The company will need a partner for that, as well as a marketing partner for trospium.

"The Indevus business model is one where corporate partnerships play a very important role," Boni said. The company had $33 million in cash at the end of March, with a burn rate "historically in the mid-teens, but you can expect that is ramping up in anticipation of the launch of trospium."

Indevus changed its name last year from Interneuron Pharmaceuticals Inc., saying the company was moving away from neurological drugs and toward in-licensing and development of treatments, including those for anxiety disorders, overactive bladder, inflammatory bowel disease and the prevention of HIV.
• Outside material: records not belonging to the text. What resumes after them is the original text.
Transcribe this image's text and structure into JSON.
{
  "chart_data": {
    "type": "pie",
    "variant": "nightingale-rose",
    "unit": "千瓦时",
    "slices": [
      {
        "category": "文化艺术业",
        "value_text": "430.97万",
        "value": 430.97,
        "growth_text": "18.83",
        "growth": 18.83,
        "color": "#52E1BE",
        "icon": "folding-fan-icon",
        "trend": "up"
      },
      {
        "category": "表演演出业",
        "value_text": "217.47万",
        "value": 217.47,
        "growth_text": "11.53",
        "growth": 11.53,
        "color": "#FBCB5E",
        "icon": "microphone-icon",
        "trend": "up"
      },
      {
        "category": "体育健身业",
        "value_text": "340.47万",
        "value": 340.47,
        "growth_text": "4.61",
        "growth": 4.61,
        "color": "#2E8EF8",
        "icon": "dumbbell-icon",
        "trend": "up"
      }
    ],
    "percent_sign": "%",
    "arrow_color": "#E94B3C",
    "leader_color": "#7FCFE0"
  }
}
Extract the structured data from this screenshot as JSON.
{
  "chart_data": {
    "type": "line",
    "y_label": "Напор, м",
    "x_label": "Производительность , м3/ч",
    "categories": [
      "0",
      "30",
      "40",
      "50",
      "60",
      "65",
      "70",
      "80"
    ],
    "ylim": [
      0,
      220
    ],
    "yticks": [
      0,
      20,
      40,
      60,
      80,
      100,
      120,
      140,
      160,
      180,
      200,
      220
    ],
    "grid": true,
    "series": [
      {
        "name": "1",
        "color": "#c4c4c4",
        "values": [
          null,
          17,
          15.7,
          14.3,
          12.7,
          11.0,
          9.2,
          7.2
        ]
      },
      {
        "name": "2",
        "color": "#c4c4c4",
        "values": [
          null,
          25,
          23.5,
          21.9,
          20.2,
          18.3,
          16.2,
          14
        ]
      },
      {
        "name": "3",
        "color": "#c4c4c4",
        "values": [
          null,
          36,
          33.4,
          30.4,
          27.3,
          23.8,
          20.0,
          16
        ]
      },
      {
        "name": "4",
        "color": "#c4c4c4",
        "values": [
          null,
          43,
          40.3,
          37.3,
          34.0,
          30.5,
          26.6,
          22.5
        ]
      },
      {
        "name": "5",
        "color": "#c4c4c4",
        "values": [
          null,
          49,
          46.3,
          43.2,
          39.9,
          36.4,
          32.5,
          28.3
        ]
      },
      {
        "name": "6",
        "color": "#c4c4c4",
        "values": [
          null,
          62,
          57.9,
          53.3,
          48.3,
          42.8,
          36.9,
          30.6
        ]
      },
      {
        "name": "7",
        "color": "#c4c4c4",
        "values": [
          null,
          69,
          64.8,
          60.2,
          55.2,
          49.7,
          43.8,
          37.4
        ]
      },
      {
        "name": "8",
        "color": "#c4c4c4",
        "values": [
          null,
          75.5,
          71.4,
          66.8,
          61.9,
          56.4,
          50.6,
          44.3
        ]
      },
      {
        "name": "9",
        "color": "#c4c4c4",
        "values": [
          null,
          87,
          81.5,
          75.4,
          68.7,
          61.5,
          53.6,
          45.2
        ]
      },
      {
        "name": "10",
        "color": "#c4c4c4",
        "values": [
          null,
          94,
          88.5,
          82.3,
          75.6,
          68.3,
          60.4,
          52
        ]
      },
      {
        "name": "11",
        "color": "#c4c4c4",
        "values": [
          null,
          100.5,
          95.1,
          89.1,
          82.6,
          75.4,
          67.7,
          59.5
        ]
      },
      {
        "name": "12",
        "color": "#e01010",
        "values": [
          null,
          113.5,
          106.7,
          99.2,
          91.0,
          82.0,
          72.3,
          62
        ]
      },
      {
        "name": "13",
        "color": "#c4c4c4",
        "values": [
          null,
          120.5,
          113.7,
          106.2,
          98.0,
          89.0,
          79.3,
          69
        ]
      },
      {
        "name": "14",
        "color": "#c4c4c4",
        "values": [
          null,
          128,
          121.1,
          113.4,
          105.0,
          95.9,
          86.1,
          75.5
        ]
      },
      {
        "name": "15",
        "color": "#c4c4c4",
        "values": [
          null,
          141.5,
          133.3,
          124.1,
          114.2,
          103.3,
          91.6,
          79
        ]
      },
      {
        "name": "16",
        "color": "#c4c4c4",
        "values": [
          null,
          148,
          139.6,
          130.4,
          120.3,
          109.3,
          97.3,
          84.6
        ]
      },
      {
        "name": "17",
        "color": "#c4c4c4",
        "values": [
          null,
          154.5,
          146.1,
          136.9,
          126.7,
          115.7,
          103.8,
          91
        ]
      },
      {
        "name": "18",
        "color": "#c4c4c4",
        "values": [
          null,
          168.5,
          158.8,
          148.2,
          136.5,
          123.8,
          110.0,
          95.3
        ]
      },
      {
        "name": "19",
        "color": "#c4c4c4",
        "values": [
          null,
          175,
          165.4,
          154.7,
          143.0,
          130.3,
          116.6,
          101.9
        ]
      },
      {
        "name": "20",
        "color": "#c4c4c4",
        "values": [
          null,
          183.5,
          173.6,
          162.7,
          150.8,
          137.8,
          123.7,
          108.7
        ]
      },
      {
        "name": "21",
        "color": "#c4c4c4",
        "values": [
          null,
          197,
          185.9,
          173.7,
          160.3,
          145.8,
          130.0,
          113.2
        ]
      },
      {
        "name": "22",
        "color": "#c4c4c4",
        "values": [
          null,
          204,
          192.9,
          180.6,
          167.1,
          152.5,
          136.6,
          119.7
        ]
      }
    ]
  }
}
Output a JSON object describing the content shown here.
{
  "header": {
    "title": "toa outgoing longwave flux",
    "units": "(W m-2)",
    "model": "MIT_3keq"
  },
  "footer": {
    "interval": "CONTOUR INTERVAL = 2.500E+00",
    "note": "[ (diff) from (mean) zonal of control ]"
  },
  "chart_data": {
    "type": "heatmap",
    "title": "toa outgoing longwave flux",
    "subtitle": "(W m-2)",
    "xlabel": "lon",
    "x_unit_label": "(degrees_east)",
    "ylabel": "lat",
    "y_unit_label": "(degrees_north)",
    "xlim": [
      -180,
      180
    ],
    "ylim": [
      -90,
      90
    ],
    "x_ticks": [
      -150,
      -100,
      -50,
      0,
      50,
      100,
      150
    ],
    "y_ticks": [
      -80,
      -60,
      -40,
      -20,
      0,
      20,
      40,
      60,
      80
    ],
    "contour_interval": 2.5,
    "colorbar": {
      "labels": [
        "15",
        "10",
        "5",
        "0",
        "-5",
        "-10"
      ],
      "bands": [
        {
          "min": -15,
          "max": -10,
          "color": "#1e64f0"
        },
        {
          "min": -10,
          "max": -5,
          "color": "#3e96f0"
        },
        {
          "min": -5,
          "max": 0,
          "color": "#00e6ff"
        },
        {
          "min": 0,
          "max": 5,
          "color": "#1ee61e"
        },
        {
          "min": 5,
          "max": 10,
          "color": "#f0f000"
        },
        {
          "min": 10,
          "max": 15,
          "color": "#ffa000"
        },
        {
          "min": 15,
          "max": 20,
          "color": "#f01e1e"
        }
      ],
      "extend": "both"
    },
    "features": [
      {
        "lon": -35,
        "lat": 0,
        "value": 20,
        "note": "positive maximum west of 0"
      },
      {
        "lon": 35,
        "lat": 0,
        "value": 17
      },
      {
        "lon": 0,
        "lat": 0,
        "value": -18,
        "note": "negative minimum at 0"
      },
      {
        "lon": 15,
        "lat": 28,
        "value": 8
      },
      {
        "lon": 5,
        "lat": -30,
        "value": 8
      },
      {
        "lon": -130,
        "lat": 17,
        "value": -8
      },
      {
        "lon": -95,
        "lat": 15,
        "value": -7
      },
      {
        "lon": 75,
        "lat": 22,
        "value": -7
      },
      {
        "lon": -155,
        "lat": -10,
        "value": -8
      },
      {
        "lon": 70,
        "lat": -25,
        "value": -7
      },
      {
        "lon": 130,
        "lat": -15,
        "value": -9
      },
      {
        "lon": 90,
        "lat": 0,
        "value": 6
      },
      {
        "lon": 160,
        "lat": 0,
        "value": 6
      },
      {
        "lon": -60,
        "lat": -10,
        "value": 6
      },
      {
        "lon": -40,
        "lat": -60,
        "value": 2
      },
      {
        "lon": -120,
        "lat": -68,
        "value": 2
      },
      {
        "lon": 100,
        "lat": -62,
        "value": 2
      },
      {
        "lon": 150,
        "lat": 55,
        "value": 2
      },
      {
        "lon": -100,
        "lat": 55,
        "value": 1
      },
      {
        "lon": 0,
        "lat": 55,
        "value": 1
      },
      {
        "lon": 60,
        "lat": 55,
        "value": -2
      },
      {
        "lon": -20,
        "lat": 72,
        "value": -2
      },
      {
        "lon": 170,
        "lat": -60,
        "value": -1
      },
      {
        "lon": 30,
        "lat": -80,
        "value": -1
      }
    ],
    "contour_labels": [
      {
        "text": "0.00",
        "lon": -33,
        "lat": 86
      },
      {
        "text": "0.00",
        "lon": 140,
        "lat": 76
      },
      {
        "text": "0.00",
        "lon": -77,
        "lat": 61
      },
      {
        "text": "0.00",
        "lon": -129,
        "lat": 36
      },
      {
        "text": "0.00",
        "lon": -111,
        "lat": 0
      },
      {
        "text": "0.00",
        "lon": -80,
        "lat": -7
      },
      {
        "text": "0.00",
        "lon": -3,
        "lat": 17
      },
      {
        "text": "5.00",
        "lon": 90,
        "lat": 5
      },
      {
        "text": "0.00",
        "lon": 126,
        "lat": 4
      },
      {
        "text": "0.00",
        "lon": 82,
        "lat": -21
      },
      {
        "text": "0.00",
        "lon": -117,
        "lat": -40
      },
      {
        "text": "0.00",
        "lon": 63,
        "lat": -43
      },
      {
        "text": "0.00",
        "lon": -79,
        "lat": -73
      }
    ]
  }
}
The changed name stands for "in development, primarily in the U.S.," Boni said, although the "-us" is also taken as a scientific suffix.

"Our company is focused on clinical development-stage products rather than basic research," he said.

After pagoclone in the pipeline is citicoline for ischemic stroke.

"There have been three Phase III trials and one Phase II/III trial," Boni said. "One of them has met the primary endpoint and the others have been statistically significant only when looked at [together]. We're waiting for some closure on from the FDA, with respect to outcome measurements," he added, but the drug seems effective in improving cognitive and motor ability following stroke.